Last week at regionals, students qualified in 22 competitions for state competition, which will be held next week in Salina.
Gordon Lankenau, vocal music teacher, was impressed.
"From what I understand, that's monumental," Lankenau said.
Or, as accompanist Carolyn Day said: "That's sort of like winning the Super Bowl."
The high school has two vocal music classes. Chieftain Singers has 16 students and 11 students are in the chorus, the majority of whom are freshmen.
Surprisingly, Lankenau said, the small classes are a plus.
"Our numbers are small, but there's strength in small numbers," Lankenau said. "By being small because it makes it so all the students have to be strong there's no place to hide. They have to stand on their own."
In the past three years since Lankenau began teaching vocal music and Charles VanMiddlesworth took over as band instructor, the vocal music and band classes have seen successes. And in the process, students in these programs, and the instructors, are gaining notoriety at the school.

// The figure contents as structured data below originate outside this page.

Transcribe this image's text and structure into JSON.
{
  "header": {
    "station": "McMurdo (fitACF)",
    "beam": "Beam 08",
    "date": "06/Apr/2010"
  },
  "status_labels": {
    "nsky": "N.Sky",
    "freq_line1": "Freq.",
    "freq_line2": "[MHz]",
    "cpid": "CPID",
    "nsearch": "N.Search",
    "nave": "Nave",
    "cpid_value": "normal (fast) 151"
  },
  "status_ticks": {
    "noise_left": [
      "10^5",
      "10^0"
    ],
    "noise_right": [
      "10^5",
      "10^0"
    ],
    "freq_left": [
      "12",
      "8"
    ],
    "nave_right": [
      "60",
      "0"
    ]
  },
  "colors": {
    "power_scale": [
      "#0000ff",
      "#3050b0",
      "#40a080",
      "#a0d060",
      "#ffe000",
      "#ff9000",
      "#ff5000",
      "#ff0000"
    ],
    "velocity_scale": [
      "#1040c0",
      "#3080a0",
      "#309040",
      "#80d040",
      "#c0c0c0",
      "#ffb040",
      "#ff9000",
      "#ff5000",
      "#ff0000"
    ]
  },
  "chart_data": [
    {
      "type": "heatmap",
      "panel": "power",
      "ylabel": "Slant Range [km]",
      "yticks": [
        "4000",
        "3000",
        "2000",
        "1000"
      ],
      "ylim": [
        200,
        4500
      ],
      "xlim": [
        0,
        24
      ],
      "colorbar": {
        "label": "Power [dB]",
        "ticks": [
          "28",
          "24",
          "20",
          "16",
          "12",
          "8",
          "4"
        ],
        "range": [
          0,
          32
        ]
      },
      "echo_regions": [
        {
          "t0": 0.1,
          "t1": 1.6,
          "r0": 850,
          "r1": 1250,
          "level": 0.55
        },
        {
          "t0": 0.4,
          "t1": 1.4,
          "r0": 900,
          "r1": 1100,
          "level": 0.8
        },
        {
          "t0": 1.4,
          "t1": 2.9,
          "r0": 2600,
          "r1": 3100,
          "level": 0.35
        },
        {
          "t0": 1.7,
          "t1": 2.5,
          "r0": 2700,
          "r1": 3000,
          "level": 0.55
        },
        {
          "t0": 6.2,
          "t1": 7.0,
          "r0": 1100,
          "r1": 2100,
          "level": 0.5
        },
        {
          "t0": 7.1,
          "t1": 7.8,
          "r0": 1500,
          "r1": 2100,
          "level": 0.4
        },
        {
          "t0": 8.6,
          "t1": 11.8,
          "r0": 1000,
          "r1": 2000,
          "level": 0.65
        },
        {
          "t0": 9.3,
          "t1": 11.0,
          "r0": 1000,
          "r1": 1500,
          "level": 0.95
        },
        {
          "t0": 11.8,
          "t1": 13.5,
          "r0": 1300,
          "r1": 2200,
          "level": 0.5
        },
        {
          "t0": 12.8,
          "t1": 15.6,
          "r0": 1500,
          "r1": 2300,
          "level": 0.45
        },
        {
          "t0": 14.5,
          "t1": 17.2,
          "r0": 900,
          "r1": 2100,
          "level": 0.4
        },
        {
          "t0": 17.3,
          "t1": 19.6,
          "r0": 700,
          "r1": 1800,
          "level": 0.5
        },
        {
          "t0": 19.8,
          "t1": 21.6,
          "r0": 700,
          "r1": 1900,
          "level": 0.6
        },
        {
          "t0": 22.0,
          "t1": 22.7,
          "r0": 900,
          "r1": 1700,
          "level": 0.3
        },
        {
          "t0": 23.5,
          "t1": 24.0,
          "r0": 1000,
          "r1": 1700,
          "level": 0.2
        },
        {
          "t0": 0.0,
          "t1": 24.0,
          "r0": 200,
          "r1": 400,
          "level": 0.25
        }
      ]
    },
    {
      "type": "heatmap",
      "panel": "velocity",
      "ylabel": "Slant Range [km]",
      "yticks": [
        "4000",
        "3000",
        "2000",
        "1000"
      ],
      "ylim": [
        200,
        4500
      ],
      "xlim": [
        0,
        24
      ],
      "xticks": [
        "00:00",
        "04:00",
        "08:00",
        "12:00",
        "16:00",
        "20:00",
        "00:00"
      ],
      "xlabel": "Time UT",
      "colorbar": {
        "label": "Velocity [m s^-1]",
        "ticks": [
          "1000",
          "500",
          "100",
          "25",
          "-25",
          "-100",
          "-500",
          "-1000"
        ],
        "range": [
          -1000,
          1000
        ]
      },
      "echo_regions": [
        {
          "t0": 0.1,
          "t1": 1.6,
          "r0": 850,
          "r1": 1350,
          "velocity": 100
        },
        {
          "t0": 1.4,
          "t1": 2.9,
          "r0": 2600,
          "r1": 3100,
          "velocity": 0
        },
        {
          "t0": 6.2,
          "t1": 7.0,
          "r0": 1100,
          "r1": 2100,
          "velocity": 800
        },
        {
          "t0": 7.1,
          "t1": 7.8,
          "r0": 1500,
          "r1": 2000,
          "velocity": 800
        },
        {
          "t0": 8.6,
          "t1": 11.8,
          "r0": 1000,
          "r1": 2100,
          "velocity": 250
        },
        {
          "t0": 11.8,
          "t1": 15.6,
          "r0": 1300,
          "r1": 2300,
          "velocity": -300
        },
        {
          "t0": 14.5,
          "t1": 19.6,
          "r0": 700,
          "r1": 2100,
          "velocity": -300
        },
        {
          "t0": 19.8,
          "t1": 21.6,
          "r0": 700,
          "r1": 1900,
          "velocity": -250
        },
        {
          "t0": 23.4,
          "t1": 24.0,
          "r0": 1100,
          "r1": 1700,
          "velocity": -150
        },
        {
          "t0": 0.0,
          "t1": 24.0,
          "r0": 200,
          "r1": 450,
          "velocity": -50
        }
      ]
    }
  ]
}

"There are banners around the school congratulating the singers, like they do for sports," Day said. "By golly, the music has all the spirit, too. It's kind of like 'The Music Man,' or, 'The Music Men,' have come to town."
But Lankenau declines to take the credit for his students' success.
"We've known all along the kind of talent we had here," Lankenau said. "But it wasn't until the kids got the recognition that they started believing that."
Nicole Curran, a senior in Lankenau's Chieftain Singers group, agreed that vocal music students are even more enthusiastic now.
"It's really picking up," Curran said. "And we're starting to get a lot more notice for what we're doing."
Lankenau equates choir to a team sport.
"You have to work together as a team," Lankenau said. "A chain is no stronger than the weakest link, and nobody wants to be the weak link."
Courtney Hoffhines, a sophomore, agreed that there's a strong feeling of teamwork among singers.
"Everybody here wants to do well," Hoffhines said. "We all have kind of a common goal to do well and we're all working on that together."
Also, Hoffhines said, Lankenau encourages them.
"Even if we're having a bad day, he keeps trying, and we can come in before and after school to practice and he's here," Hoffhines said. "He's a real good teacher."
But Brooke Ojala said even a good teacher can only take the students so far.
"It's more of a peer thing," she said. "We all want to do good the underclassmen want to live up to the seniors' expectations."
Moreover, the students say they appreciate Carolyn Day, piano accompanist to Lankenau's classes for two years.
"Oh she's sooooo sweet," four girls say in chorus when talking about Day.
"She's our friend," said Curran. "She encourages us a lot and she doesn't get mad and yell she helps us and she does it in a nice way."
Hoffhines added, "Gosh, we wouldn't be able to do anything without her."
Ojala said, "She doesn't have anything mean to say about anybody."
And Kim Larson added: "She wants us to succeed just as much as we do, and that helps a lot."
In turn, Day had high praise for the singers.
"You don't get those awards without working hard," Day said. "They've been working hard, and they have a high maturity level, and that helps, too."
Lankenau again stressed the talent of the students.
"The thing is, it's always been there," he said. "It was just a matter of getting it out."